Она много сделала, сохраняя очарование свежести и параллельно приобщения к тайнам бытия. На пороге роли актриса часто словно задумывается. Возможно, в такие минуты она ищет и утверждает для себя связь новой героини и живой жизни. Расхожие приемы не для нее.
Свою актерскую биографию Анна Михалкова выстроила сама, собственными руками, ни разу не использовав «родительский капитал». Если не учитывать генетику, подарившую ей талант, волю, широту мышления. И огромный вкус к жизни.
ЧЕЛОВЕК НА СВОЕМ МЕСТЕ
Михаил Пореченков
Многосерийная телевизионная картина Сергея Урсуляка «Ликвидация» стала поистине народным фильмом. Пожалуй, в истории отечественного телевизионного кино только «Семнадцать мгновений весны» Татьяны Лиозновой и «Место встречи изменить нельзя» Станислава Говорухина собирали такую огромную аудиторию и так прочно, надолго вошли в нашу жизнь.
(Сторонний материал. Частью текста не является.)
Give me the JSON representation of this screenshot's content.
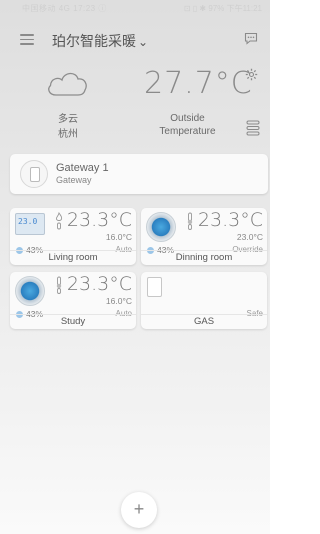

Одним из точных психологических манков «Ликвидации» была загадка, которая практически с первых серий держала зрителей в плену: кто же тот таинственный шпион, умело внедрившийся в жизнь послевоенной Одессы? Кто этот незримый преступник, убивший старого товарища главного героя картины, Давида Гоцмана, бывшего вора «Фиму-полужидка»? Кто, наконец, на связи с людьми, оставленными немцами в глубоком подполье, чтобы внезапно поднять смуту в городе? Зрители предлагали свои варианты, гадали, искали меты, улики, которые могли бы указать на того или иного персонажа…
Признаюсь — я была в их числе. Дома, после просмотра очередной серии, на этот предмет возникали яростные споры. Мои подозрения все больше падали на заместителя военного прокурора Виталия Баринова, сыгранного Михаилом Пореченковым. Красивого, статного, обаятельного мужчину. Верного товарища. Сильного, смелого, открытого… Что стало причиной, лишавшей этого героя моего доверия? Поверьте, даже не какие-то сюжетные подробности, которые давали бы на это право. Те, что всплыли в памяти, когда именно Виталий Баринов оказался именно тем страшным, изощренным, неумолимым убийцей. Меня почти изначально смущал абсолютный позитив Баринова, его идеальная положительность, как говаривали в советские времена. Потом поняла — актер тонко акцентировал этот великолепно ограненный позитив, так, чтобы товарищ прокурор выглядел ходячим нравственным кодексом, заставляя нас все же сомневаться в его светлом облике. Даже в те минуты, когда Баринов, отпечатывая до блеска начищенными сапогами твердый строевой шаг, шел на свидание к любимой женщине Антонине, ни разу не забыв купить ей цветы… Когда он смотрел на Давида Гоцмана по-собачьи преданным взглядом… Увы, как раз в эти минуты во мне начинала шевелиться и расти недобрая мыслишка: а тот ли он на самом деле? Уж больно хорош этот роскошный военный юрист! Хорош до невозможного, во что до конца невозможно было поверить.
А ведь так оно и случилось, когда только в финале открылось истинное лицо Баринова. К счастью, ни Сергей Урсуляк, ни Михаил Пореченков не опустились до ликующего разоблачения врага, как это нередко бывает при подобных сюжетных поворотах, и мгновенно стираются все ранее заявленные достоинства персонажа: отрицательный — так уж отрицательный без пощады! Никаких ему скидок! К их чести, режиссер и актер позволили Виталию Баринову остаться все тем же сильным, умным, смелым. Но глубоко спрятанная, постоянно клокочущая в нем ненависть к советской системе, главный движитель его поступков, намерений, планов, не дали ему душевного покоя, возможности быть милосердным хотя бы к женщине, которую он все-таки любил… Казалось, Баринов захлебнулся в жажде мщения, идя по острию ножа на пути к цели.
Пореченков играл финал широко, раздольно, он был даже по-своему счастлив, сбросив наконец маску, свободный наконец от притворства, он стал самим собой…
Актер удивил зрителей, особенно тех, кого он уже успел к этому времени заковать себя в представлении о Пореченкове как о милейшем, забавном «агенте национальной безопасности» Лехе Николаеве, отказавшись видеть у Пореченкова иной потенциал, верно оценить его талантливое озорство на экране, любовь к острой форме, знакомую театральной публике способность актера передать внутреннюю подвижность характера его героев.